Here's how those three tech tickers have gained 76% or more in 2016.

AMAT Chart

AMAT data by YCharts.

For this semiconductor equipment builder, the 2016 surge was all about showing solid results. Applied Materials has presented four quarterly reports this year, exceeding earnings expectations in each one.

The company is taking market share from its chip-building equipment rivals, leading the way with gear capable of churning out 3D memory chips and next-generation manufacturing processes. Investors are benefiting from a strong pre-holiday surge in display panel orders along with an industrywide move toward high-performance SSD storage equipment.

The May surprise lifted share prices more than 13% in a single day, and Applied Materials has gained 72% year to date. The stock is exploring multiyear highs, dating all the way back to the dot-com boom 15 years ago.

CSC Chart

CSC data by YCharts.

Fresh off a focus-sharpening spinoff of its own, Computer Sciences agreed to merge with the enterprise services division of Hewlett-Packard Enterprise (HPE -1.47%) in May. Computer Sciences shares immediately jumped more than 35% when that announcement was made.

That was the start of an 85% year-to-date surge, but far from the whole story. Computer Sciences added an 11% gain in September thanks to a strong business review and new global partnerships in the cloud computing field. The HP Enterprise spin-merger is still pending, expected to close in the first quarter of 2017.

Computer Sciences was already a strong player in the enterprise consulting services market, but the addition of HP's competing unit is still a game-changing merger of equals. I can't wait to see how this two-headed beast will evolve as a unified business.

NVDA Chart

NVDA data by YCharts

And that brings us to the tech sector's strongest performer in 2016. NVIDIA has gone from strength to strength in recent quarters, and share prices have nearly tripled, with a 178% return so far.

This is one of those overnight successes that actually were years in the making.

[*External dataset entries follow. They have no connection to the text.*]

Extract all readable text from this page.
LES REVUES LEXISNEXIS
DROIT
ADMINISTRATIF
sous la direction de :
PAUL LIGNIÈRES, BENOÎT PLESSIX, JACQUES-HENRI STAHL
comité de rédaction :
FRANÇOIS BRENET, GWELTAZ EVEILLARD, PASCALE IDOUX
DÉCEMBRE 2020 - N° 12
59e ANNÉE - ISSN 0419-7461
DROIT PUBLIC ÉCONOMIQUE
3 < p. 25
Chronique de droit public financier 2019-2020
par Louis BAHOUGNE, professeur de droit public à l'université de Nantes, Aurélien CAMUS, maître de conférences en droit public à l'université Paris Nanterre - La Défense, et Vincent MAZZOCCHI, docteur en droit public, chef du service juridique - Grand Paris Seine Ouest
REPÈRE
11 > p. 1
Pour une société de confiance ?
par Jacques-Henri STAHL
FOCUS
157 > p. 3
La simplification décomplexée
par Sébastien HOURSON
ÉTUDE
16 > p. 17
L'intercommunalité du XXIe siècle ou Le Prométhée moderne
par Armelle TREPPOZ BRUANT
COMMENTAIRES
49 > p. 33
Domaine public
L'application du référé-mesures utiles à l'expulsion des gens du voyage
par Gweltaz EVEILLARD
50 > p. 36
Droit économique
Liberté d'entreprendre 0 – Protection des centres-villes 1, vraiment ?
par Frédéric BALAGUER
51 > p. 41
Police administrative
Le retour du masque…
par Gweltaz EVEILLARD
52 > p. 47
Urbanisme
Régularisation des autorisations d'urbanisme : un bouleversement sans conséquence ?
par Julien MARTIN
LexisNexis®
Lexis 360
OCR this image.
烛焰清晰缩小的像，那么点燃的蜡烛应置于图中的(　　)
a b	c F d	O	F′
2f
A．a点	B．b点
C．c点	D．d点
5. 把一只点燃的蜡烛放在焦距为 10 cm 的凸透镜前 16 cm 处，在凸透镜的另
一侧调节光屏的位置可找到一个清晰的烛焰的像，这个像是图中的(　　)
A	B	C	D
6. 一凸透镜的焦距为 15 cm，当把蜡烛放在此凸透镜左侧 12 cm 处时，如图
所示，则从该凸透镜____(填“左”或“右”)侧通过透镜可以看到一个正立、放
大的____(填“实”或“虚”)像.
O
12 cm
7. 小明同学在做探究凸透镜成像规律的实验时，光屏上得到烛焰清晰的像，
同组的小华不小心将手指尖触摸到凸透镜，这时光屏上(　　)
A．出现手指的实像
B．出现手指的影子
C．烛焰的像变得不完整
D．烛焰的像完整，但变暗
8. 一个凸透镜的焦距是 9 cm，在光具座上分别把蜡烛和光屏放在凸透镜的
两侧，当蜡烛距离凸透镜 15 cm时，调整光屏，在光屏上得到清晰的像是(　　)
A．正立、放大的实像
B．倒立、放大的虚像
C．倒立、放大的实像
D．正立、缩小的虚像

The brand new Pascal microarchitecture behind NVIDIA's current range of graphics processors and number-crunching chips has been in development for at least two years. These platform upgrades are not always successful, but Pascal turned out to be a home run in terms of raw performance, power efficiency, and street pricing.

Back in May, when the first Pascal-based processors were about to hit the market, NVIDIA CEO Jen-Hsun Huang promised to sell "a lot of Pascal" in the second quarter. The company followed through on that promise and continued to crush every target in the third quarter as well.

NVIDIA investors aren't just enjoying multiyear highs these days. The stock has exceeded its dot-com highs by a wide margin and sets all-time records on a regular basis. With Pascal under its belt, Nvidia should be able to keep executing for the foreseeable future, as the company delves deeper into automotive computing and data center server-class products.